На рамах уличных зеркал связи надпись есть, Дариэлю её читали. "Медпомощь, полиция, пожарная охрана и служба спасения вызываются бесплатно". Чтецам Дариэль ни разу не поверил, ни один человек не пойдёт работать в службу, которая помогает бесплатно. Полицейский получает столь желанную человекам власть, а что, кроме жалованья, может получить спасатель, пожарный или целитель в бесплатной службе? Не бывает человеков для таких служб, это вам не хелефайи.

"Но что я знаю о человеках? - с тоской подумал Дариэль. - Они все такие разные. Загадочные. Это хелефайи простые и обыкновенные как вода в роднике, тут и понимать нечего, с первого взгляда всё про всех ясно. А человеки похожи на морскую пучину - непостижимая глубина, тайные течения, а в глубине - как немыслимые чудовища, так и немыслимые сокровища. Предугадать человеческие поступки невозможно. Человеки - самая неразрешимая из загадок мира. Даже те, о которых написано в наших книгах и свитках".

И как поступить, тоже неизвестно. Можно уйти. Меру благодарности, как требует обычай в отношениях с инородцами, ему назначили, оплати долг - и свободен. Можно остаться. Человек достаточно благороден, чтобы простить Дариэлю сомнения и бездумные слова. Вот беда, такого в жизни Дариэля ещё не было ни разу: что ни сделаешь, всё будет правильно, - и уйти, и остаться. Славян примет оба решения как должное. Но что здесь должное?

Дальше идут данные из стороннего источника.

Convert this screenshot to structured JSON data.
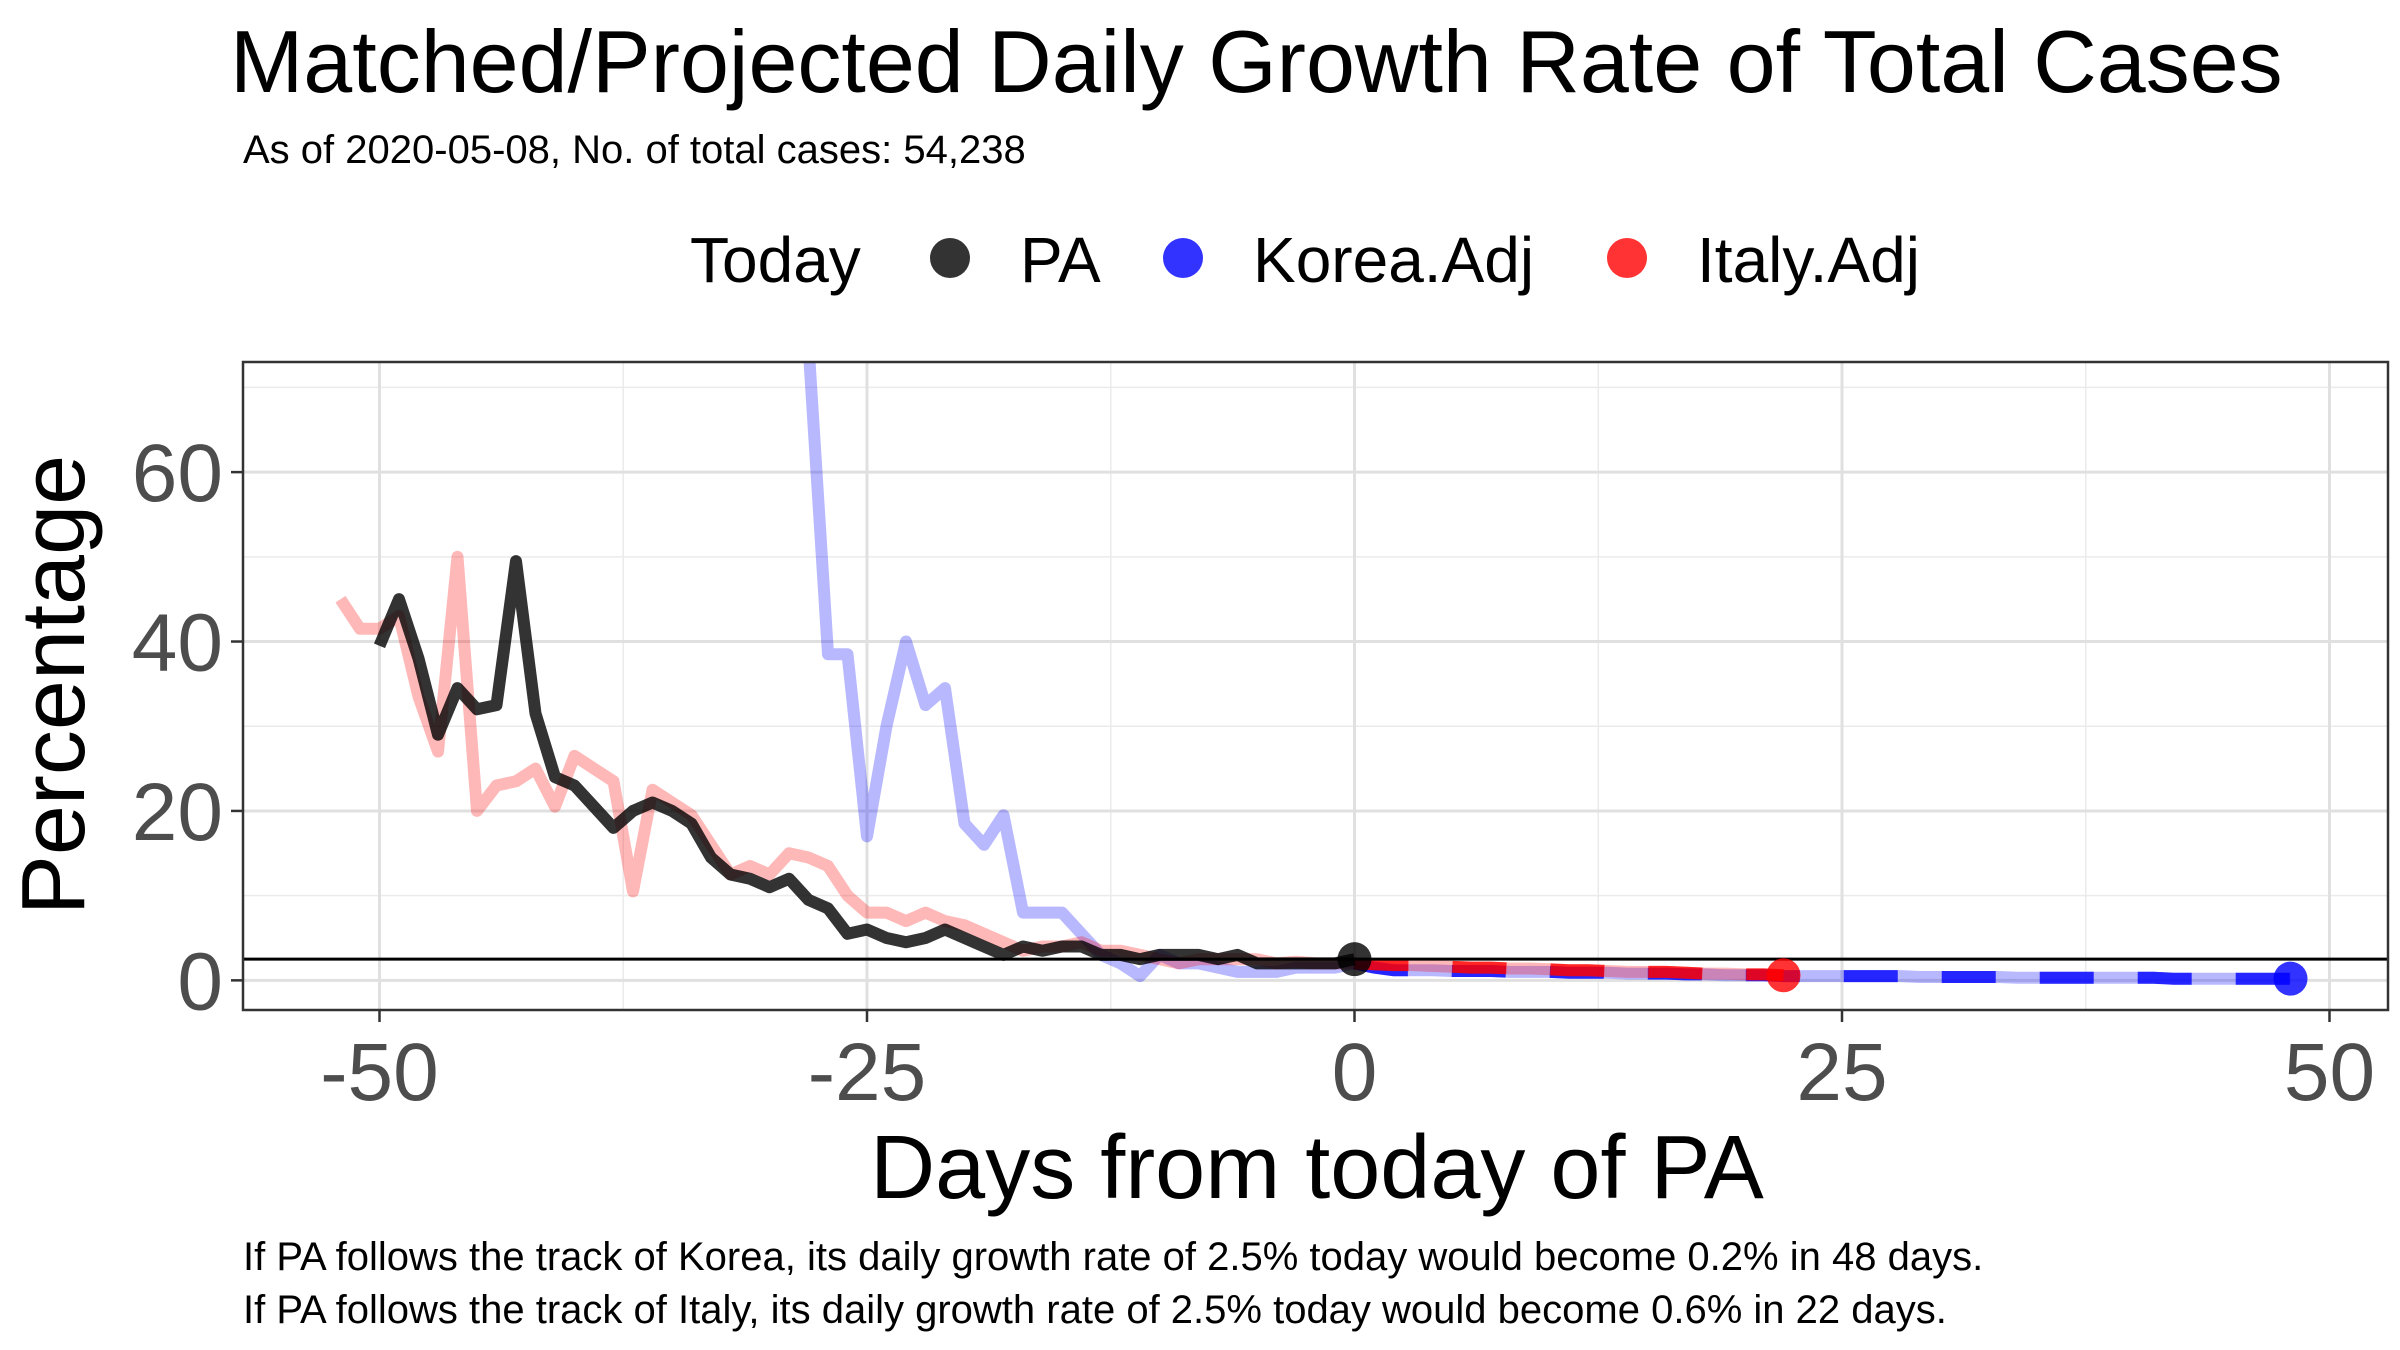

"Решай, Эндориен-шен Аолинг ар-Каниан ли-Шанлон Дариэль. Решай сам, подсказывать некому. Да и какой ты Эндориен-шен, ты вышвырок, присоединять к своему имени имя долины не можешь".

На кухне говорили о рыбалке, причём ни Славян, ни его жирный приятель ровным счётом ничего в ней не смыслили. У Славяна голос ровный, с лёгкой насмешкой, он прекрасно понимает, какую чушь они метут, иронизирует над своим незнанием. Но если Славян и говорит, и думает о рыбалке, то жирного старика гнетёт какая-то иная мысль, разговор для него - просто способ отвлечься.

А за дверью Дариэля ждёт одиночество - вечное и беспредельно огромное одиночество. Холодное, злое, колючее. И тёмное, глубокое, безмолвное. Во всём трёхстороннем мире нет беды страшнее одиночества. Но можно ли пустить в свою жизнь человека - со всей их непредсказуемостью, вечной ненасытностью, с их непонятностью и непонятливостью? Можно ли самому войти в жизнь человека - такую чуждую и странную? С человеками хелефайи дружили, бывало и такое. Некоторым давали даже вассальную клятву - если человеки стоили служения.

Для Славяна Дариэль перестал существовать. А для толстяка и не существовал, так что нечего и надеяться, будто по какой-то счастливой случайности он когда-нибудь напомнит своему другу о хелефайе, как его там?.. Даниель?.. Дариэль?.. Но если войти на кухню прямо сейчас - всё вернётся, Славян сможет стать… Кем? Другом? Дариэль и сам не знал, чего ждёт от человека, чего от него хочет, но совершенно точно понимал, чего не хочет - потерять Славяна, забыть, как того требует назначенная им цена благодарности.

В кухне приглушённо загрохотала музыка, на незнакомом - русском? - языке завыли жуткоголосые певцы. Их Дариэль уже слышал - весной, в парке.

- Славян, - шагнул на кухню Дариэль, - я…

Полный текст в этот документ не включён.